Shared Flavors , Shared Memories
From Döner to Taco: A Structure in Motion

A rotating spit, repeated across continents. From döner to shawarma to taco al pastor, one cooking method reveals a history of migration.

Döner kebap made to order, prepared at the window for a quick bite to go. Photo by the author

Everywhere I travel in Europe, I see döner kebap stands. Near train stations, along busy streets, in quiet neighborhoods. Often the only place still serving food after everything else has closed. The interaction is simple: walk up to a window, place your order, leave with something warm and portable.

Behind the glass, a vertical spit of meat rotates slowly beside a heat source. The worker shaves slices as customers come and go. The space is compact, functional, designed for continuous service. It becomes a familiar presence, repeated across cities and borders.

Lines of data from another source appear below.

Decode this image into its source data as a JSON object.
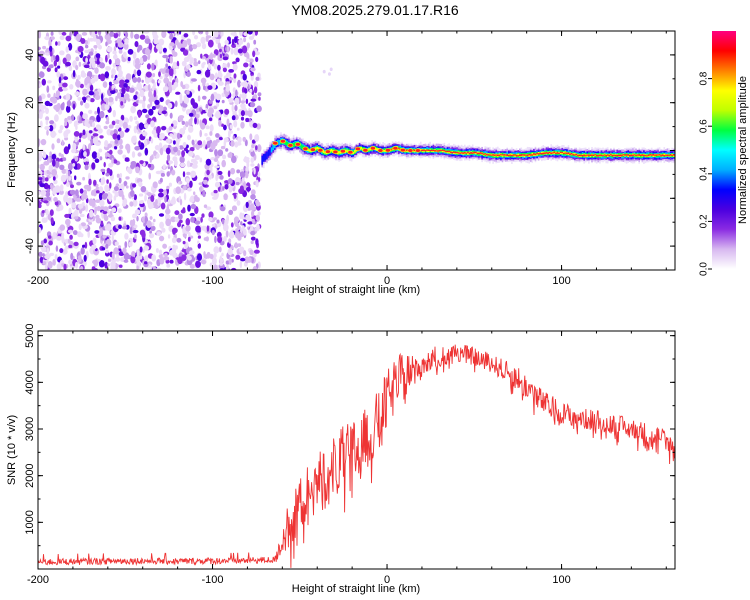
{
  "title": "YM08.2025.279.01.17.R16",
  "chart_data": [
    {
      "type": "heatmap",
      "name": "spectrogram",
      "xlabel": "Height of straight line (km)",
      "ylabel": "Frequency (Hz)",
      "xlim": [
        -200,
        165
      ],
      "ylim": [
        -50,
        50
      ],
      "xticks": [
        -200,
        -100,
        0,
        100
      ],
      "yticks": [
        -40,
        -20,
        0,
        20,
        40
      ],
      "noise_region_x": [
        -200,
        -73
      ],
      "signal_start_x": -73,
      "signal_track": {
        "x": [
          -72,
          -68,
          -64,
          -60,
          -56,
          -52,
          -48,
          -44,
          -40,
          -36,
          -32,
          -28,
          -24,
          -20,
          -16,
          -12,
          -8,
          -4,
          0,
          5,
          10,
          20,
          30,
          40,
          50,
          60,
          70,
          80,
          90,
          100,
          110,
          120,
          130,
          140,
          150,
          160,
          165
        ],
        "y": [
          -4,
          -1,
          3,
          4,
          2,
          3,
          1,
          0,
          1,
          -1,
          0,
          -1,
          0,
          -1,
          1,
          0,
          1,
          0,
          0,
          1,
          0,
          0,
          0,
          -1,
          -1,
          -2,
          -2,
          -2,
          -1,
          -1,
          -2,
          -2,
          -2,
          -2,
          -2,
          -2,
          -2
        ],
        "amplitude": [
          0.45,
          0.5,
          0.6,
          0.7,
          0.75,
          0.8,
          0.8,
          0.85,
          0.85,
          0.85,
          0.88,
          0.88,
          0.88,
          0.9,
          0.92,
          0.92,
          0.93,
          0.93,
          0.95,
          0.95,
          0.95,
          0.95,
          0.95,
          0.95,
          0.95,
          0.95,
          0.95,
          0.95,
          0.95,
          0.95,
          0.95,
          0.95,
          0.95,
          0.95,
          0.95,
          0.95,
          0.95
        ]
      },
      "colorbar": {
        "label": "Normalized spectral amplitude",
        "range": [
          0.0,
          1.0
        ],
        "ticks": [
          0.0,
          0.2,
          0.4,
          0.6,
          0.8
        ],
        "tick_labels": [
          "0.0",
          "0.2",
          "0.4",
          "0.6",
          "0.8"
        ],
        "colors": [
          "#ffffff",
          "#d8b8f0",
          "#8a2be2",
          "#4b00e0",
          "#0000ff",
          "#00b0ff",
          "#00ffff",
          "#00ff40",
          "#c0ff00",
          "#ffff00",
          "#ff8000",
          "#ff0000",
          "#ff0080"
        ]
      }
    },
    {
      "type": "line",
      "name": "snr",
      "xlabel": "Height of straight line (km)",
      "ylabel": "SNR (10 * v/v)",
      "xlim": [
        -200,
        165
      ],
      "ylim": [
        0,
        5100
      ],
      "xticks": [
        -200,
        -100,
        0,
        100
      ],
      "yticks": [
        1000,
        2000,
        3000,
        4000,
        5000
      ],
      "color": "#ee3333",
      "series": [
        {
          "name": "SNR",
          "x": [
            -200,
            -180,
            -160,
            -140,
            -120,
            -100,
            -80,
            -70,
            -64,
            -60,
            -55,
            -50,
            -45,
            -40,
            -35,
            -30,
            -25,
            -20,
            -15,
            -10,
            -5,
            0,
            5,
            10,
            15,
            20,
            25,
            30,
            35,
            40,
            45,
            50,
            55,
            60,
            65,
            70,
            75,
            80,
            85,
            90,
            95,
            100,
            105,
            110,
            115,
            120,
            125,
            130,
            135,
            140,
            145,
            150,
            155,
            160,
            165
          ],
          "values": [
            150,
            160,
            170,
            175,
            165,
            175,
            185,
            190,
            200,
            700,
            1100,
            1400,
            1650,
            1850,
            2000,
            2200,
            2350,
            2500,
            2650,
            2850,
            3200,
            3600,
            3950,
            4150,
            4250,
            4400,
            4500,
            4550,
            4600,
            4650,
            4600,
            4550,
            4500,
            4400,
            4300,
            4200,
            4100,
            3900,
            3750,
            3550,
            3450,
            3350,
            3300,
            3250,
            3200,
            3200,
            3150,
            3100,
            3050,
            3000,
            2950,
            2900,
            2850,
            2750,
            2550
          ],
          "noise_amplitude": [
            120,
            120,
            120,
            120,
            120,
            120,
            120,
            120,
            120,
            700,
            900,
            900,
            900,
            1000,
            1100,
            1100,
            1100,
            1100,
            1100,
            1000,
            1000,
            1000,
            900,
            800,
            600,
            500,
            400,
            350,
            300,
            300,
            300,
            300,
            300,
            300,
            350,
            350,
            400,
            400,
            400,
            400,
            400,
            350,
            350,
            350,
            350,
            350,
            350,
            350,
            350,
            350,
            350,
            350,
            350,
            350,
            350
          ]
        }
      ]
    }
  ]
}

At some point, I noticed another name for what looked like the same food: shawarma. The same spit, the same rotating stack, the same shaving motion. It looked so similar that I wondered what the difference actually was. Was it a different dish, or just a different name?

The similarity wasn't coincidence. The method originated in the Ottoman Empire and spread across its territories. Over time, the preparation adapted to local tastes and languages. The structure remained. The cultural context shifted.

Then, during a trip to Mexico, I sat at a small neighborhood taquería with Mexican friends — a place I would never have found on my own. People constantly moved in and out. We sat at a counter facing the center, where the owner carved directly from a vertical spit and assembled each taco in one steady motion.

I recognized the spit immediately.

The setup was nothing like the Tex-Mex tacos I knew in the United States. No elaborate toppings, no overloaded plates. Each serving arrived simply: shaved meat on two small tortillas. On the table sat two large bowls of salsa, shared among customers — one green, one orange. You added it yourself. The green one was sharply spicy, despite its mild appearance.

These were tacos al pastor. The name means "in the style of the shepherd" — a quiet reference to its lamb-based origin. Because this food didn't start as Mexican.

Immigrants from the Ottoman Empire brought the technique to Mexico. At first, it was lamb on pita bread, known locally as tacos árabes. In the 1960s, the Mexican-born children of those immigrants began adapting it. Lamb gave way to pork. Dried chilies, achiote, and local spices replaced earlier seasonings. The meat was stacked on the same upright spit, often crowned with onion and pineapple, then shaved onto small tortillas with cilantro and onions.

When I mentioned this to a Mexican friend, he didn't take it well. He had always thought of taco al pastor as proudly, purely Mexican. When I explained the connection to Middle Eastern migration, he shook his head slowly.

"Nooooooooh."

He looked almost disappointed, as if I'd taken something from him. I understood. Finding out that something you thought was yours has roots somewhere else can feel like losing a small piece of it. But I've learned, through kimchi and gimbap and all the dishes I've carried across borders, that nothing is ever purely one place's. The traveling is what makes it real.

Once I noticed it, the resemblance was impossible to ignore. If taco al pastor came from shawarma, and shawarma from döner kebap, then the same cooking system had traveled across continents — from the Ottoman Empire to the Arab world to Mexico. What I had assumed was a common European street food was part of a much longer story.

In Germany, especially Berlin, Turkish migrants reshaped döner kebap into a sandwich suited to urban European life. Serving the meat inside bread made it portable. Vegetables and sauces reflected local tastes. Over time, it became one of the most beloved street foods in the country.

The vertical spit remained constant. Everything around it changed.

What once looked like a simple late-night meal now reads differently. The rotating spit carries a history of empire, migration, and adaptation — visible in plain sight, turning slowly behind glass.